Is Mom Eating Enough Protein?
Most seniors and their adult children have gotten the message that to stay healthy they need to exercise and focus some attention on strength training to improve balance and muscle strength.
What many people do not realize is that researchers are learning that as we age, we need more protein in our diet to keep muscles and joints strong. To get the full benefit of those yoga classes or aerobics seniors have to pay attention to what they eat.
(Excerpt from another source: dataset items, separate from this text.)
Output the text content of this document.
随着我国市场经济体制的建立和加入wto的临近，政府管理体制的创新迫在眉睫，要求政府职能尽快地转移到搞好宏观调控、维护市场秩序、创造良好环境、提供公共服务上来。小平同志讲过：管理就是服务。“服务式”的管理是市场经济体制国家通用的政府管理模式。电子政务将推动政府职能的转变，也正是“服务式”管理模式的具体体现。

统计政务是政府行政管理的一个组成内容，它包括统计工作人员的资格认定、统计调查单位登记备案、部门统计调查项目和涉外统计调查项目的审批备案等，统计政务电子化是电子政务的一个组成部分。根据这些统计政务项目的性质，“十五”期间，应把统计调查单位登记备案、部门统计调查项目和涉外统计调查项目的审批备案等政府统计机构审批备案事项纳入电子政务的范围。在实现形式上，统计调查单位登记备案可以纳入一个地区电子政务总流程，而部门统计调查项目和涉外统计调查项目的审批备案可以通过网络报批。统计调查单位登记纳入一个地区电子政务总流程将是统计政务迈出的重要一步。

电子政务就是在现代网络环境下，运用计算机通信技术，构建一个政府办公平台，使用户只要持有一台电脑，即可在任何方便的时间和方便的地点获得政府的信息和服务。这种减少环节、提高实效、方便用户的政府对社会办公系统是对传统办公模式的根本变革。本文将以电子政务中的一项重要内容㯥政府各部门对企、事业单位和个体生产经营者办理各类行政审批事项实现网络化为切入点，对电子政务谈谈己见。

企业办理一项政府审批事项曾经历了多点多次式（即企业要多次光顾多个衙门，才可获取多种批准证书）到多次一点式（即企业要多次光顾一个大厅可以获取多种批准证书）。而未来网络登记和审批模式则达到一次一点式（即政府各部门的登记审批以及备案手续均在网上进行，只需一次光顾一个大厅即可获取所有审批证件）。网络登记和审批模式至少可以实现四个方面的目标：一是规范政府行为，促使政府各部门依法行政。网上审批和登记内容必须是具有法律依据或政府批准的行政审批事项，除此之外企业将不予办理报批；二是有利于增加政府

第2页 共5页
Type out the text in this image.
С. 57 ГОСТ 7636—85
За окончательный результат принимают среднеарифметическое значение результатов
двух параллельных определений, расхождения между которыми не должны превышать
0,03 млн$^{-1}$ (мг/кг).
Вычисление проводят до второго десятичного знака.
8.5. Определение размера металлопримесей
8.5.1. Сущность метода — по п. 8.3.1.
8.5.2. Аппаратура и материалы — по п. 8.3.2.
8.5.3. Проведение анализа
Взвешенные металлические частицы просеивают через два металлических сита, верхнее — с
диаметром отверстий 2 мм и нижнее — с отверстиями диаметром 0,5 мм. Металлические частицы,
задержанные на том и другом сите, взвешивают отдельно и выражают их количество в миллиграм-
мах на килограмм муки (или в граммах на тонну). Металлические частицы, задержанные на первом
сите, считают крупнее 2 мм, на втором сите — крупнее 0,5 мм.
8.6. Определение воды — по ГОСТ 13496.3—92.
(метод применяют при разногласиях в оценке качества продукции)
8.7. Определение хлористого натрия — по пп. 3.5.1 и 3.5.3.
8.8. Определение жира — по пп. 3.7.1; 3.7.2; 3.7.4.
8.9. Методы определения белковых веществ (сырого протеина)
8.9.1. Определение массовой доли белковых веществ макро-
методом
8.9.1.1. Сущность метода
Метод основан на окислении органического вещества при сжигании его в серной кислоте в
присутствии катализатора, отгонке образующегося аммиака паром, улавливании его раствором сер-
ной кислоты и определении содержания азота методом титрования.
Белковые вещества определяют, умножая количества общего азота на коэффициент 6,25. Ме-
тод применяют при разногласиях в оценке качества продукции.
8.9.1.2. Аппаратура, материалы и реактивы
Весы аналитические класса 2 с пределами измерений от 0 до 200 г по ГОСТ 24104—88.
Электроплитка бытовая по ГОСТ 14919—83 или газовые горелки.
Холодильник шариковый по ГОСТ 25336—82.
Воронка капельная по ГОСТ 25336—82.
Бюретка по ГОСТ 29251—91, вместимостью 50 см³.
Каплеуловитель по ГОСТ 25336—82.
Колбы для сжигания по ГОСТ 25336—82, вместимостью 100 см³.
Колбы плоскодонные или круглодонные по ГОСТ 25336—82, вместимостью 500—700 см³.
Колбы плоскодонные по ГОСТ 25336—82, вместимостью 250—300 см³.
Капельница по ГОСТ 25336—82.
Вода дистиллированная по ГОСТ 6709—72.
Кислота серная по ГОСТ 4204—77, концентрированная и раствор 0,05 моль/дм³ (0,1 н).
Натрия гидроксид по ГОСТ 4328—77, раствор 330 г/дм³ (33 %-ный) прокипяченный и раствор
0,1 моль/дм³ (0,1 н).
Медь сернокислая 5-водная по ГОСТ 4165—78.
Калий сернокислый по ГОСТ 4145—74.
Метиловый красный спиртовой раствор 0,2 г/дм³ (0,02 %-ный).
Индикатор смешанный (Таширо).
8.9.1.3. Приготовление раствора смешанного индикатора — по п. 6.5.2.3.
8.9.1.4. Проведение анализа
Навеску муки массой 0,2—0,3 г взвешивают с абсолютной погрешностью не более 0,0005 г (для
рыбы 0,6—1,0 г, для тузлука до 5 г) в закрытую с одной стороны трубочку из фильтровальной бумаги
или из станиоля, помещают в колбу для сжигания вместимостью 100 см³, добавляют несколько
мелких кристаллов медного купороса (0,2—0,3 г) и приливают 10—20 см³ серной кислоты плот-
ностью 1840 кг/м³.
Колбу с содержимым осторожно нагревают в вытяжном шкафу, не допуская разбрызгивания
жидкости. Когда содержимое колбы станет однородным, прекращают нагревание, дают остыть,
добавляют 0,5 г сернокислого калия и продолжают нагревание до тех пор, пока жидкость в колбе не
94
With the exception of people with chronic kidney disease who must limit the amount of protein they consume, the recommended dietary allowance is for adults to divide body weight by three to calculate the number of protein grams per day. For example, a 150-pound person would need 50 grams of protein/day. Some experts, like Donald K Layman of the University of Illinois at Urbana, make a strong case for changing the dietary guidelines, almost doubling the amount.
In addition to promoting bone and joint health, Layton notes that diets with increased protein have now been shown to improve adult health with benefits for treatment or prevention of obesity, osteoporosis, type 2 diabetes, Metabolic Syndrome, and heart disease
Better food choices and dividing it out across meals
Nutritionists recommend spreading out the protein during the day because the body can only use about 30 grams at a meal for muscle building. So for example, eat half of a chicken breast at lunch and the other half at dinner. This can help many older adults with smaller appetites get the protein they need.
Need help understanding grams? Each 1-ounce serving of meat, poultry or fish contains an average of 7 grams of protein. An egg contains 6 grams, and a cup of milk or a serving of yogurt is 8 grams.
The best approach is to eat protein with each meal. Switching to a high-protein breakfast, such as a vegetable omelet, yogurt and fruit or oatmeal with milk. Greek yogurt and cottage cheese are more concentrated with protein and are other good choices.
For those seniors battling extra pounds or concerned about weight gain, choose leaner chicken, turkey and white fish (same protein content but roughly half the calories per ounce compared to beef) and fat-free or low-fat milk, yogurt and cottage cheese. If lactose intolerance is a problem, try lactose-free varieties or soy milk.
Protein makes us feel fuller faster, and can help us reduce overall calorie intake at subsequent meals. So limiting protein to a single meal, late in the day, certainly works against any weight management plan. It also works against our body’s metabolism to use protein to build bone and muscle.
We offer good protein options at every meal in our communities. Maintaining the health of muscle and bone is an essential part of the aging process and critical to maintain mobility and health. Protein needs are proportional to body weight and the body cannot store a daily supply. So, even if Mom is inactive she needs to eat protein throughout each day.